1.『完全告知』のスキル。
(*'▽')応援よろしく。
「なぁ、ルーシー! 聞いてくれ!!」
「どうしたの、お兄ちゃん?」
俺が貧困街にある家に帰ったら、出迎えてくれたのは色素の薄い髪色をした女の子。円らな黒の瞳に、愛らしい顔立ち。微笑んではいるものの、どこか元気のない印象を受ける。それはもとより身体が弱い影響であったが、俺の知る彼女――妹のルーシーは、そんな幸薄そうな子だった。
寝床で半身を起こして俺を出迎えた彼女に、こちらは鼻息荒く告げる。
「俺のスキルが進化したんだよ! これできっと、もっと金が手に入るぞ!!」
「そうなんだ、凄いね。……けほっ、こほっ!」
「あ……大丈夫か?」
しかし妹は対照的に、咳き込んで辛そうにしていた。
俺はそんな彼女の背中をさすって、落ち着くのをただただ待つしかない。
「うん、もう……大丈夫」
「そうか。最近、ずっとこんな感じだよな」
「えへへ……心配かけて、ごめんね?」
「ばーか、気にすんな。それよりも、水も買えない兄貴を叱れって」
貧困街の水質は、劣悪としか言いようがない。
贅沢を言っていられないと、そんな泥水を啜った奴らはみんな死んでいった。そんな水を病弱なルーシーに飲ませるわけにはいかない。
「ううん。お兄ちゃん、頑張ってるから」
だから己を叱咤する意味合いも込めてふざけてみたが、妹は柔らかく笑うとそう言った。やはり彼女はとにかく優しい。それに甘えている自分が、情けなくなるほどに。
しかし、そんな弱気を振り払って俺はゆっくりと立ち上がった。
「それじゃあ、軽くメシの準備するからな」
「うん、ありがと」
俺はそう告げると、そそくさと帰りに購入してきたパンの端切れを取り出す。飯の準備と言っても、パン屋のお恵みであるこれを出すだけだった。
だけど今日、職を失ったばかり。
スキルは進化したものの、次の職が見つかるまでは食い扶持も考えないといけない。
「さて、これとオマケでもらってたジャムを――」
そう考えつつ、ルーシーのもとへ戻ろうとした時だ。
【完全告知:間もなく悪漢が襲来】
そんな声が頭の中に、聞こえたのは。
俺は身構えつつ、そして思った。これが『完全な告知』であれば、悪漢が家にやってくるのは確定事項のはず。だとしたら、それに備えなければならない。

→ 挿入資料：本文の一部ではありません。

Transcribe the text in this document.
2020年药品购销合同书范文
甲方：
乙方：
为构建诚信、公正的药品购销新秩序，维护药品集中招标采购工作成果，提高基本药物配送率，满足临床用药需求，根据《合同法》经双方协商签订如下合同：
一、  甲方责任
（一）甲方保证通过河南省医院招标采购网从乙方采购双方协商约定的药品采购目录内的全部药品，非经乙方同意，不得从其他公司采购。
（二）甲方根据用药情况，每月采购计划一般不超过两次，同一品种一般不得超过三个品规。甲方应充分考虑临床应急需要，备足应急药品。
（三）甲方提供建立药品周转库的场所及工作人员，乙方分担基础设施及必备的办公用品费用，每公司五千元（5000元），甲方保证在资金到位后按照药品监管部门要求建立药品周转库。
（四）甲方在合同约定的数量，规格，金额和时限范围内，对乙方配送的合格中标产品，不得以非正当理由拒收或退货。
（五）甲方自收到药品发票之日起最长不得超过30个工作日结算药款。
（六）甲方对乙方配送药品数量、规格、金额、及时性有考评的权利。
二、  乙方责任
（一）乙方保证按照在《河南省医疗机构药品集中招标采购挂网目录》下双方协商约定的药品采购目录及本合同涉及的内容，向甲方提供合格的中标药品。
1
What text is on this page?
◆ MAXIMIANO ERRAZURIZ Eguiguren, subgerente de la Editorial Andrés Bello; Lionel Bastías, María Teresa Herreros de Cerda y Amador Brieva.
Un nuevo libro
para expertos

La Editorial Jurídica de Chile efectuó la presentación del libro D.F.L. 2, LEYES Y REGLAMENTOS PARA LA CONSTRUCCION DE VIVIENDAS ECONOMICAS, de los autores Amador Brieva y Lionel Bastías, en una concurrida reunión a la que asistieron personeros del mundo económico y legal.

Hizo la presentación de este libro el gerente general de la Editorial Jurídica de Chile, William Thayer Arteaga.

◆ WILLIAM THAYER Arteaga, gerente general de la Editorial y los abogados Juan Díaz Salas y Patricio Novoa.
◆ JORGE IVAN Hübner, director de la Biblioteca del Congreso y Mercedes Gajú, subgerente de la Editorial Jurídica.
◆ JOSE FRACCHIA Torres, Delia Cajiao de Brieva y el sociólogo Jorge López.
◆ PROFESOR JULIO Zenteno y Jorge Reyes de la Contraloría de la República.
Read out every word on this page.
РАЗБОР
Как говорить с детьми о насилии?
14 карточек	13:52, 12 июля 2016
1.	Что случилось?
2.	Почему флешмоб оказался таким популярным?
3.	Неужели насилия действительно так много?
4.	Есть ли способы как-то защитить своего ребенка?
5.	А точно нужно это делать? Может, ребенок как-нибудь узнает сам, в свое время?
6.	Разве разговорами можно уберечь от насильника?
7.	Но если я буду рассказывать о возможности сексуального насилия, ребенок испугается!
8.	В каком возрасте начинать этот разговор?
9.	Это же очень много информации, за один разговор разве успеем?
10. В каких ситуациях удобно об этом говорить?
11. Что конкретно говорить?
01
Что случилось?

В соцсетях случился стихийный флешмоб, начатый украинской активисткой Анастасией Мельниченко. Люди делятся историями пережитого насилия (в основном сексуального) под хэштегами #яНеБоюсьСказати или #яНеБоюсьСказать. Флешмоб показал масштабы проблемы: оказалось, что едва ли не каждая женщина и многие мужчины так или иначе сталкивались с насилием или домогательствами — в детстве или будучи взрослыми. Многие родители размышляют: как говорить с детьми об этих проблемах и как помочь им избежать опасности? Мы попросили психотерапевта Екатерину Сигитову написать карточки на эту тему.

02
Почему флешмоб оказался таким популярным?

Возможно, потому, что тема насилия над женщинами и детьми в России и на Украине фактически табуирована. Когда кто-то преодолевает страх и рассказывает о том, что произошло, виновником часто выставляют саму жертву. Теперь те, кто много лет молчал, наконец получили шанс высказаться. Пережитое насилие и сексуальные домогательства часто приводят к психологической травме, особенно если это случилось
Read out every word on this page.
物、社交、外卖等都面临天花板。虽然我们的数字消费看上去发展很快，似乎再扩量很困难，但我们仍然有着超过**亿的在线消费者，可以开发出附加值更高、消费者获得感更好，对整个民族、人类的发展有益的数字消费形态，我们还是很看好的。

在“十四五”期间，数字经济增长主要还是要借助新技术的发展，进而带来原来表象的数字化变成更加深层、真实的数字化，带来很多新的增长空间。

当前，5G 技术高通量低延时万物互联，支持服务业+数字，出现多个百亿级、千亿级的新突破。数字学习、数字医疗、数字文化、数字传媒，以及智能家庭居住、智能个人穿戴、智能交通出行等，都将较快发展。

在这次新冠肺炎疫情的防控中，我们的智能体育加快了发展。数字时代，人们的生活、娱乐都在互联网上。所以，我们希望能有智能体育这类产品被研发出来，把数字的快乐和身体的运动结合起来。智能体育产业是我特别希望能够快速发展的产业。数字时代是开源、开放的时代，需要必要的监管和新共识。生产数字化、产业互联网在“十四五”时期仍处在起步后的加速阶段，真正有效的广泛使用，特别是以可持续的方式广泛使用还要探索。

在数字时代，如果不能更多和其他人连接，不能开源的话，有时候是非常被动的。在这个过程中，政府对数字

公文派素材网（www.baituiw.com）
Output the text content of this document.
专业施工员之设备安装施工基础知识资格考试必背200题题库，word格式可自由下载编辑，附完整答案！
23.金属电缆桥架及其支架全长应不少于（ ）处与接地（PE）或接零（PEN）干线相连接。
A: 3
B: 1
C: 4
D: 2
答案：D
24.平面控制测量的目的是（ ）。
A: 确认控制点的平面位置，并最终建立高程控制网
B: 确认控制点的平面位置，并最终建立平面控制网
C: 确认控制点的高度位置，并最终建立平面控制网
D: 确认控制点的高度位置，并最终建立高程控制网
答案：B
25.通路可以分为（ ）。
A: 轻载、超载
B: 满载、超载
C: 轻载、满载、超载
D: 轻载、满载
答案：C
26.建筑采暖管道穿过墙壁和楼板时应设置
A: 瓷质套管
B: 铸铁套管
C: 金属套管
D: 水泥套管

ここ貧困街では、他の家を襲うなんて当たり前にあることだった。
問題はタイミングが分からないことで、しかし――。
「ルーシー……ちょっと、隠れてろ」
「え……?」
「心配すんな、って。お前のことは、絶対俺が守るからさ」
「…………うん」
これならきっと、確実に勝てる……!
◆
「……あん? 誰もいねぇのか」
一人の男が、アビスたちの家に足を踏み入れた。
周囲を見渡すが誰もいない。これなら、今のうちに食糧を盗み放題だ。
「へっ……だったら、根こそぎ貰ってやるぜ……!」
見ればパンの切れ端に、安価ながらジャムがそのまま。
男はそれに手を伸ばそうとした。だがしかし、
「悪いけど、それは妹の大切な食事なんだ」
「なっ……!?」
突然に、背後から青年の声が聞こえる。
振り返ろうとするも、それより先に声の主の剣が走った。
「が、あ……!」
斬りつけられた男は、苦悶の声を上げて絶命する。
青年はそれを確かめてから、荒い呼吸を必死に落ち着けるのだった。
「ふむ、あの青年……なぜ、分かった?」
そんな二人の静かな戦いを遠くから、ただ眺める人物がいる。
綺麗な鎧姿のその人は、青年――アビスのことを面白そうに見つめていた。そして、たった一度の斬撃からこのように判断する。
「粗くはあるが、その下地には何かしらの流派がある。……気になるな」
声の主は、静かに言うとゆっくりと歩みを進めるのだった。